Emilie Caudron nous rejoint à l’euphonium !
Depuis quelques semaines, nous avons la joie d’accueillir, au sein de l’harmonie, une figure bien connue dans le monde musical de la région.
Il s’agit d’Emilie Caudron que l’on a toujours eu l’habitude d’apercevoir un trombone en main.

Emilie, qu’est-ce qui t’amène au sein de l’harmonie de Fraire ?
Depuis une petite année, je me suis mise à l’euphonium et j’avais envie de rejoindre une harmonie pour travailler et me familiariser avec ce nouvel instrument.
La musique, on peut dire que tu es tombée dedans dès ton plus jeune âge ?

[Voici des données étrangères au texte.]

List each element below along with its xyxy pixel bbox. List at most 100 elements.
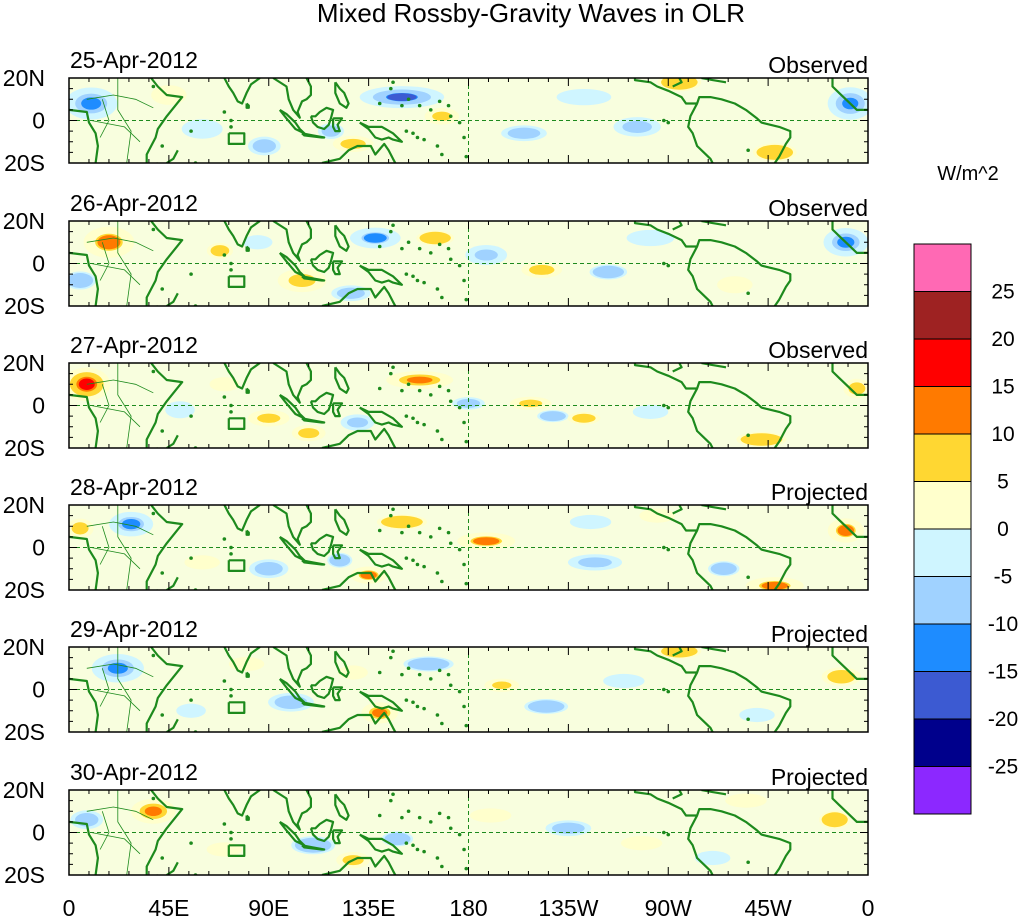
island bbox=[446, 530, 451, 535]
colorbar-label: 20 bbox=[991, 328, 1014, 351]
coastline bbox=[309, 675, 335, 700]
y-tick-label: 0 bbox=[32, 677, 45, 703]
coastlines bbox=[69, 505, 868, 590]
coastline bbox=[321, 569, 397, 590]
olr-anomaly-contour bbox=[473, 537, 500, 546]
island bbox=[400, 672, 404, 677]
coastline bbox=[831, 78, 868, 111]
coastline bbox=[272, 647, 312, 688]
colorbar-label: -15 bbox=[988, 661, 1018, 684]
y-tick-label: 20N bbox=[3, 208, 45, 234]
island bbox=[222, 110, 227, 114]
coastline bbox=[672, 221, 683, 231]
island bbox=[422, 137, 426, 142]
coastline bbox=[672, 647, 683, 657]
island bbox=[229, 410, 233, 414]
island bbox=[428, 677, 433, 681]
island bbox=[404, 129, 409, 133]
border-line bbox=[117, 363, 132, 448]
olr-anomaly-contour bbox=[725, 793, 767, 808]
island bbox=[666, 120, 671, 125]
olr-anomaly-contour bbox=[210, 245, 230, 257]
border-line bbox=[99, 384, 110, 423]
country-borders bbox=[86, 363, 154, 448]
island bbox=[417, 103, 422, 108]
island bbox=[746, 148, 750, 153]
island bbox=[464, 439, 469, 444]
coastline bbox=[245, 102, 250, 109]
coastline bbox=[245, 814, 250, 821]
olr-anomaly-contour bbox=[578, 557, 612, 568]
coastline bbox=[359, 548, 403, 570]
island bbox=[189, 698, 193, 702]
coastline bbox=[321, 427, 397, 448]
island bbox=[746, 717, 750, 722]
coastline bbox=[332, 260, 344, 276]
island bbox=[222, 537, 227, 541]
olr-anomaly-contour bbox=[419, 231, 451, 245]
island bbox=[229, 125, 233, 129]
olr-anomaly-contour bbox=[739, 707, 775, 723]
coastline bbox=[301, 701, 326, 708]
y-tick-label: 0 bbox=[32, 393, 45, 419]
coastline bbox=[687, 814, 714, 875]
island bbox=[189, 129, 193, 133]
coastline bbox=[272, 363, 312, 404]
island bbox=[662, 687, 666, 692]
y-tick-label: 0 bbox=[32, 535, 45, 561]
y-tick-label: 20S bbox=[4, 577, 45, 603]
border-line bbox=[86, 237, 154, 252]
island bbox=[411, 274, 415, 279]
border-line bbox=[99, 242, 110, 281]
island bbox=[457, 120, 462, 125]
colorbar-label: 0 bbox=[997, 518, 1009, 541]
island bbox=[160, 287, 165, 291]
island bbox=[446, 815, 451, 820]
olr-anomaly-contour bbox=[527, 700, 565, 713]
island bbox=[435, 713, 440, 717]
island bbox=[229, 694, 233, 698]
island bbox=[428, 251, 433, 255]
coastline bbox=[332, 686, 344, 702]
island bbox=[440, 152, 444, 157]
x-tick-label: 0 bbox=[862, 895, 875, 921]
island bbox=[415, 847, 420, 852]
olr-anomaly-contour bbox=[717, 276, 753, 294]
coastline bbox=[301, 417, 326, 424]
coastline bbox=[332, 544, 344, 560]
island bbox=[448, 399, 453, 404]
colorbar-swatch bbox=[913, 718, 972, 767]
coastline bbox=[672, 790, 683, 800]
island bbox=[417, 246, 422, 251]
y-tick-label: 20S bbox=[4, 862, 45, 888]
coastline bbox=[227, 559, 246, 572]
island bbox=[411, 131, 415, 136]
x-tick-label: 0 bbox=[63, 895, 76, 921]
coastline bbox=[69, 78, 99, 163]
island bbox=[666, 405, 671, 410]
island bbox=[389, 513, 393, 518]
coastline bbox=[334, 81, 350, 109]
border-line bbox=[99, 526, 110, 565]
y-tick-label: 20N bbox=[3, 492, 45, 518]
coastline bbox=[69, 363, 99, 448]
coastline bbox=[359, 690, 403, 712]
island bbox=[404, 272, 409, 276]
island bbox=[440, 579, 444, 584]
panel-field bbox=[69, 221, 868, 306]
x-tick-label: 90W bbox=[645, 895, 693, 921]
border-line bbox=[91, 689, 141, 712]
island bbox=[222, 395, 227, 399]
border-line bbox=[86, 94, 154, 109]
island bbox=[462, 278, 466, 283]
coastline bbox=[672, 505, 683, 515]
olr-anomaly-contour bbox=[632, 404, 669, 419]
panel-3: 20N 0 20S 27-Apr-2012 Observed bbox=[3, 332, 869, 461]
panels: 20N 0 20S 25-Apr-2012 Observed 20N 0 20S 26-Apr-… bbox=[3, 47, 869, 888]
olr-anomaly-contour bbox=[165, 401, 195, 419]
coastline bbox=[334, 366, 350, 394]
olr-anomaly-contour bbox=[97, 235, 121, 250]
colorbar-units: W/m^2 bbox=[937, 163, 999, 185]
colorbar-swatch bbox=[913, 528, 972, 577]
island bbox=[422, 280, 426, 285]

En effet, je suis issue d’une famille d’épicuriens et d’amoureux du folklore de l’Entre-Sambre-et-Meuse. Je pianote depuis mes quatre ans et j’ai commencé à jouer du trombone dès l’âge de neuf ans pour accompagner mon papa à la fanfare d’Acoz.

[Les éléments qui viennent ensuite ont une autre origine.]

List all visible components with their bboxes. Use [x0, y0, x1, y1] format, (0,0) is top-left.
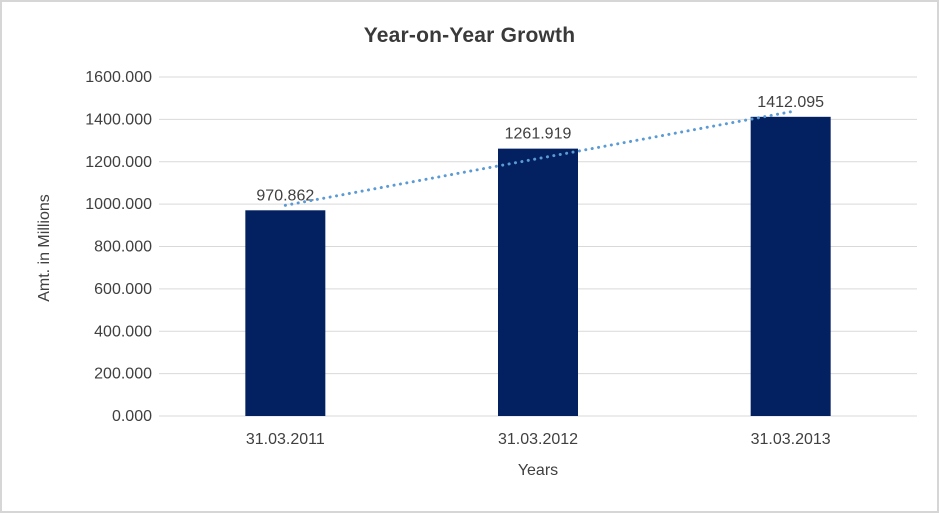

Comme d’autres musiciens de l’harmonie, tu as fait de la musique ton métier. Peux-tu nous décrire brièvement ton parcours musical ?
C’est à l’académie de musique de Fleurus que Madame Annick Vanlaere m’a véritablement insufflé le virus du solfège ! J’ai poursuivi ma formation au Conservatoire de Charleroi dans la classe de Madame Jacqueline Naniot qui a constitué, pour moi, un autre modèle féminin. Pour ce qui est du trombone, c’est Monsieur Laurent Hendrickx qui s’est employé à me perfectionner dans le maniement d’une coulisse presque aussi grande que moi, à l’époque (Lol). Au terme de mes études secondaires, en 2006, j’ai entamé des études d’histoire de l’art et d’archéologie à orientation musicologie à l’ULB. Comme je ne me voyais pas du tout dans le domaine de la recherche, je me suis réorientée, l’année suivante, vers l’IMEP où j’ai poursuivi mon cursus pour devenir professeur de formation musicale. Depuis 2011, j’enseigne donc le solfège dans les académies de musique de Gosselies et de Marchienne-au-Pont.

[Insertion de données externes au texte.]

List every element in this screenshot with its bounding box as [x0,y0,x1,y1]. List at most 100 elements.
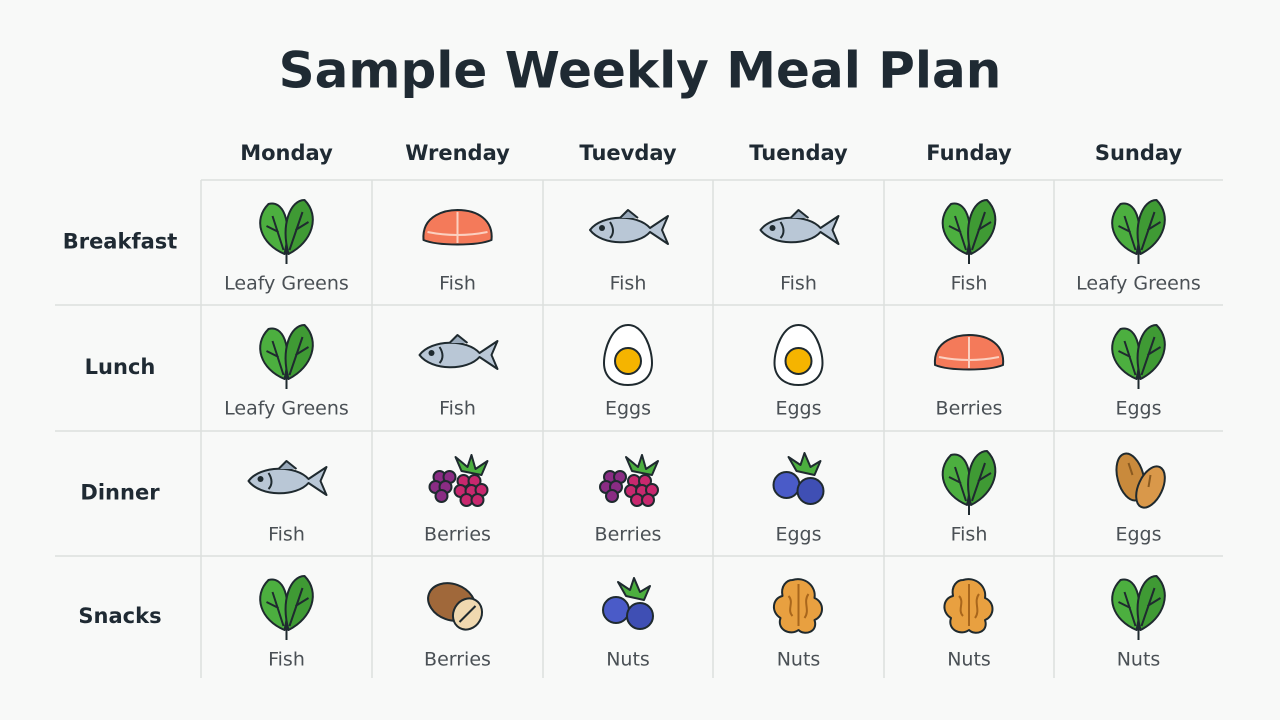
cell-text: Eggs [605,398,651,420]
icon-shape [789,209,810,219]
icon-shape [619,209,639,219]
icon-shape [599,470,627,503]
cell-text: Fish [268,649,305,671]
column-header: Tuenday [749,141,848,165]
food-icon [259,324,314,389]
icon-shape [948,211,992,264]
cell-text: Leafy Greens [224,273,349,295]
icon-shape [1127,462,1152,488]
icon-shape [958,584,980,626]
food-icon [422,209,493,246]
icon-shape [266,211,310,264]
food-icon [943,578,994,634]
icon-shape [1135,465,1166,509]
food-icon [772,452,825,505]
column-header: Tuevday [579,141,676,165]
cell-text: Fish [439,273,476,295]
food-icon [933,334,1005,371]
icon-shape [453,474,489,507]
food-icon [589,209,669,245]
icon-shape [625,454,659,476]
cell-text: Berries [424,649,491,671]
food-icon [1111,575,1166,640]
icon-shape [428,470,457,503]
icon-shape [769,225,776,231]
icon-shape [266,587,310,640]
food-icon [418,334,499,370]
food-icon [1111,324,1166,389]
cell-text: Eggs [1115,524,1161,546]
food-icon [599,454,659,507]
icon-shape [784,347,813,375]
icon-shape [609,221,614,239]
food-icon [773,324,824,386]
icon-shape [614,347,642,375]
food-icon [428,454,489,507]
food-icon [773,578,823,634]
icon-shape [787,452,822,476]
icon-shape [617,577,651,601]
icon-shape [602,596,630,624]
icon-shape [624,474,659,507]
column-header: Sunday [1095,141,1183,165]
cell-text: Eggs [775,524,821,546]
icon-shape [266,336,310,389]
column-header: Funday [926,141,1012,165]
icon-shape [787,584,810,626]
cell-text: Fish [610,273,647,295]
icon-shape [605,489,619,503]
food-icon [603,324,653,386]
page-title: Sample Weekly Meal Plan [279,42,1002,100]
cell-text: Fish [951,273,988,295]
icon-shape [779,221,785,239]
icon-shape [1118,211,1162,264]
column-header: Monday [240,141,333,165]
icon-shape [1118,587,1162,640]
cell-text: Nuts [947,649,991,671]
icon-shape [1118,336,1162,389]
icon-shape [948,462,992,515]
icon-shape [458,605,477,623]
row-label: Snacks [78,604,161,628]
row-label: Breakfast [63,230,178,254]
column-header: Wrenday [405,141,510,165]
icon-shape [434,489,449,503]
food-icon [427,582,484,631]
food-icon [941,450,997,515]
icon-shape [938,337,1000,368]
row-label: Dinner [80,481,160,505]
cell-text: Nuts [777,649,821,671]
food-icon [259,199,314,264]
icon-shape [428,350,435,356]
icon-shape [641,493,655,507]
food-icon [1111,199,1166,264]
food-icon [259,575,314,640]
icon-shape [267,472,273,490]
food-icon [247,460,328,496]
icon-shape [626,602,654,630]
row-label: Lunch [85,355,156,379]
cell-text: Berries [595,524,662,546]
food-icon [759,209,840,245]
cell-text: Eggs [775,398,821,420]
cell-text: Nuts [1117,649,1161,671]
cell-text: Leafy Greens [1076,273,1201,295]
cell-text: Berries [424,524,491,546]
food-icon [941,199,997,264]
cell-text: Fish [268,524,305,546]
cell-text: Fish [951,524,988,546]
food-icon [602,577,654,630]
icon-shape [438,346,444,364]
cell-text: Berries [936,398,1003,420]
icon-shape [454,454,489,476]
cell-text: Eggs [1115,398,1161,420]
cell-text: Nuts [606,649,650,671]
cell-text: Leafy Greens [224,398,349,420]
cell-text: Fish [439,398,476,420]
icon-shape [448,334,469,344]
icon-shape [599,225,605,231]
food-icon [1115,452,1166,509]
icon-shape [257,476,264,482]
icon-shape [427,212,488,243]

Le solfège n’est-il pas une matière trop rébarbative pour les élèves, à l’heure actuelle ?
Je dis toujours à mes élèves que « le solfège n’est pas rasoir ! ». J’en ai fait mon slogan et je mets tout en œuvre pour que mon cours soit le plus agréable possible. Quand je vois mes élèves venir à l’académie avec le sourire au terme de leur journée scolaire, c’est que le solfège n’est pas si rasoir, au final…
Interview réalisée par Vincent Pinton, Février 2026 (mise à jour, Mars 2026).